Rafa da tempo ormai non indossa la canotta fluo e i pinocchietti che sfoggiava la prima volta che alzò la coppa dei moschettieri. Il suo inglese è disinvolto e sotto la bandana la zazzera bruna degli inizi si è decisamente diradata. C’è però un altro aspetto, oltre al look, che è cambiato: il suo tennis. Il Rafa di 12 anni fa era un cucciolo di Cannibale che picchiava come un selvaggio e raccoglieva colpi in tutti gli angoli del campo, ma che, confidando su doti atletiche straordinarie, bivaccava soprattutto nei pressi delle tribune.

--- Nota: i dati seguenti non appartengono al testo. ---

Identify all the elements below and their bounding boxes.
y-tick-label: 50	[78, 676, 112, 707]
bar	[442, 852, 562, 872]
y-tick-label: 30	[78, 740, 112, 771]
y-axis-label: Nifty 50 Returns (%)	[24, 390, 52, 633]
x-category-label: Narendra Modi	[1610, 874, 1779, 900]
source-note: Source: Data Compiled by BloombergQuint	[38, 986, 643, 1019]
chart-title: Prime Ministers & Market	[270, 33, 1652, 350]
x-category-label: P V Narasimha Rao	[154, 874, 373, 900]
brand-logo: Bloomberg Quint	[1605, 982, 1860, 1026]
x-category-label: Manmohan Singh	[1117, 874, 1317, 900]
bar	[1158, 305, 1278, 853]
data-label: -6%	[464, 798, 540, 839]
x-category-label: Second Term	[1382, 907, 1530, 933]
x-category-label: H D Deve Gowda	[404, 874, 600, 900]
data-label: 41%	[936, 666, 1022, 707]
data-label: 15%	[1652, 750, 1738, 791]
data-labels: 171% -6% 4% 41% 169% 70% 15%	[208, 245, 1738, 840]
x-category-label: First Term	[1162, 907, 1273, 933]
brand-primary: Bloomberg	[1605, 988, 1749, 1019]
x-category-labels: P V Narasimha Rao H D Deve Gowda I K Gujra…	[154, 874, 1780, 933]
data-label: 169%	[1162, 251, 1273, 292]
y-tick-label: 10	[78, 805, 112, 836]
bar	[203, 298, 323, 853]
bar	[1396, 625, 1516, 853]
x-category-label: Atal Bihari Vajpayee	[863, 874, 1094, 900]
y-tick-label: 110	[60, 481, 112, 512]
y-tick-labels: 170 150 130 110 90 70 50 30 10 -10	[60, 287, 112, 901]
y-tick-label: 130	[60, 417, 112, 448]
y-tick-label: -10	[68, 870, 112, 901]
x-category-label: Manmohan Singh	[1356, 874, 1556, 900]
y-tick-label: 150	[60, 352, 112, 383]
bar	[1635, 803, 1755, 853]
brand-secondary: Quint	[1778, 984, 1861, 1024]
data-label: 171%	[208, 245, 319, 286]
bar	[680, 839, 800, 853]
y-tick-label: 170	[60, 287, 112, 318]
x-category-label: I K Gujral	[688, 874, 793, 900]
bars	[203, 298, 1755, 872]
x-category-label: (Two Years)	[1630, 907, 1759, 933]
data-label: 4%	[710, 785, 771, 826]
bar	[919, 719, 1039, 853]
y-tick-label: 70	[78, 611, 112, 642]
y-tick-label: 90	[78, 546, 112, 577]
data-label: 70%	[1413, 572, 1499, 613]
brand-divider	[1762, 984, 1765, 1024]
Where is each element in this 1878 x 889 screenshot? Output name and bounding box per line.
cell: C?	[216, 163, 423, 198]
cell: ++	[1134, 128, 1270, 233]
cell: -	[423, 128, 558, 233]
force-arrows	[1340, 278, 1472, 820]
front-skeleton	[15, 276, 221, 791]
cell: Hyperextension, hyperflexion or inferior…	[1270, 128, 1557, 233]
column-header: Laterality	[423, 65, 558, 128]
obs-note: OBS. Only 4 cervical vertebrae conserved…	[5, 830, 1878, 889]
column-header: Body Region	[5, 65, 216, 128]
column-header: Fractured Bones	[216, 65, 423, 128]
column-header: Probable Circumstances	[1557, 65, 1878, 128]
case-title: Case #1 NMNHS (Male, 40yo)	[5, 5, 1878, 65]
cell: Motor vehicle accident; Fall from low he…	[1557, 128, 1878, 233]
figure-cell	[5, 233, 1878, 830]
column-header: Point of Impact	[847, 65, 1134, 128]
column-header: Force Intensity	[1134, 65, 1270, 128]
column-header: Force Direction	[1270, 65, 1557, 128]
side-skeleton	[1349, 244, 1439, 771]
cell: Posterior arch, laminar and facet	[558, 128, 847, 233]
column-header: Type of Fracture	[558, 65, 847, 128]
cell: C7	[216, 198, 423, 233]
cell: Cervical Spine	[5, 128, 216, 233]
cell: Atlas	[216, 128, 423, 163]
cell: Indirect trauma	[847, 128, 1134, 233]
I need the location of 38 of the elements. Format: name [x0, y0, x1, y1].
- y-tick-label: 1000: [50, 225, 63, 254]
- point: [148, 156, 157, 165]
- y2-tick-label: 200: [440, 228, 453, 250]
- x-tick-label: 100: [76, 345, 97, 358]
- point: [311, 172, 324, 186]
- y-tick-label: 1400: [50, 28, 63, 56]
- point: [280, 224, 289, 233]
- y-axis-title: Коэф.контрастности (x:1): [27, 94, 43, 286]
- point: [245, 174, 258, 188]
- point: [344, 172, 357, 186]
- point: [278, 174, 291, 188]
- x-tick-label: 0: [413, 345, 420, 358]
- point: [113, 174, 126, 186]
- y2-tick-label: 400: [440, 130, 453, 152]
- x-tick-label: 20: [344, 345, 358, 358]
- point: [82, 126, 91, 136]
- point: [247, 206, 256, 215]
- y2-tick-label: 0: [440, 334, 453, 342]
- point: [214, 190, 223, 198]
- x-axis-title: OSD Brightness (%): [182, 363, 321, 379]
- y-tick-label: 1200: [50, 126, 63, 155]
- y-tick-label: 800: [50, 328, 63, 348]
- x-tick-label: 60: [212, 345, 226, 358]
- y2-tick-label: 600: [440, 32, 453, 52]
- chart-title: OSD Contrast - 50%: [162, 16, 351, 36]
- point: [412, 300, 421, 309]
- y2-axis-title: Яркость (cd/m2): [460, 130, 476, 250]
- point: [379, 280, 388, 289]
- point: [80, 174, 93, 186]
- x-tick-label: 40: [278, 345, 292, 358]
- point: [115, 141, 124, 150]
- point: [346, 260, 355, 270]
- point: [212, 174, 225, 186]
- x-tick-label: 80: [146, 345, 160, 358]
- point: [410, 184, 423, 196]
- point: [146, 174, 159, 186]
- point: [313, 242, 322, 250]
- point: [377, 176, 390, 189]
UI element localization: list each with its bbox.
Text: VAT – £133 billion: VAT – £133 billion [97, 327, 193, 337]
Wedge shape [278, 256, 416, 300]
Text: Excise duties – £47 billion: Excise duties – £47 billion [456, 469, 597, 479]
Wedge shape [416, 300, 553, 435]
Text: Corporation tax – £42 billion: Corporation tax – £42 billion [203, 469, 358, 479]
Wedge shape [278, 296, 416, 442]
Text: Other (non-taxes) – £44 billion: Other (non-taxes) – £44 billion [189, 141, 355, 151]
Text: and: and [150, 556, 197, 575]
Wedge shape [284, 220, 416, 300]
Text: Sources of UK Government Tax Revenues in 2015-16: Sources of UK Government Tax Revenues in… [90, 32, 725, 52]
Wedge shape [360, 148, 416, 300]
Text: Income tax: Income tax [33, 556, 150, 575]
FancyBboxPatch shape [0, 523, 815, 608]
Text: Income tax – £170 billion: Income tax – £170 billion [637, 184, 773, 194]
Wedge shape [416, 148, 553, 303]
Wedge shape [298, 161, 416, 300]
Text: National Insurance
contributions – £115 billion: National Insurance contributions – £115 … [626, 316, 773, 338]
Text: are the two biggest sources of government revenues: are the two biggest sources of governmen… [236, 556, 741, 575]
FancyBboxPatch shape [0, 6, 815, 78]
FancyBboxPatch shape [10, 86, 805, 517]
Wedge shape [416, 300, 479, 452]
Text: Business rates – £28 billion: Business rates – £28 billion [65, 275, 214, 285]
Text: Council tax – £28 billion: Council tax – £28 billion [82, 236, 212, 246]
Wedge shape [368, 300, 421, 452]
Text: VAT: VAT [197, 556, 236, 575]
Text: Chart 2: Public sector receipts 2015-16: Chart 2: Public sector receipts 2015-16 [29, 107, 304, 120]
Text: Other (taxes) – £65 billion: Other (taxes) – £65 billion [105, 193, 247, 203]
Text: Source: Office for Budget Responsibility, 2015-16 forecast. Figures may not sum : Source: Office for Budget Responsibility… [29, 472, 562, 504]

Il Nadal 2.0 non ha più le gambe dei vent’anni, ma l’esperienza gli ha insegnato ad essere più aggressivo. Tiene i piedi più vicino possibile alla riga di fondo, scende a rete più spesso, sfruttando un tocco e un senso della posizione che peraltro ha sempre avuto. Il rovescio bimane, il colpo a cui si è aggrappato nei due anni in cui il gancione di diritto pareva averlo abbandonato, non è più solo uno scudo difensivo, ma anche uno strumento utilissimo a chiudere lo scambio. Con il servizio mantiene le solite ottime percentuali, ma lo ha reso costantemente più potente, come in passato era accaduto solo per periodi limitati (vedi il suo primo Us Open). Ispirandosi al suo grande rivale, Roger Federer, come gli ha suggerito il vecchio amico e nuovo coach Carlos Moya, Rafa insomma ha capito che per restare giovani era necessario rinnovare, svecchiare il repertorio. Accorciare i tempi, azzardare qualcosa in più per non rischiare di trovarsi superato da una concorrenza ovviamente più giovane, mediamente più potente e atletica. Il resto lo ha fatto la salute: senza più i cerotti al polso e gli spilli nelle rotule Rafa ha ritrovato serenità, l’autostima e il numero 1 del mondo fra 2019 e 2020. L’evoluzione della specie in un campione solo, ma di razza.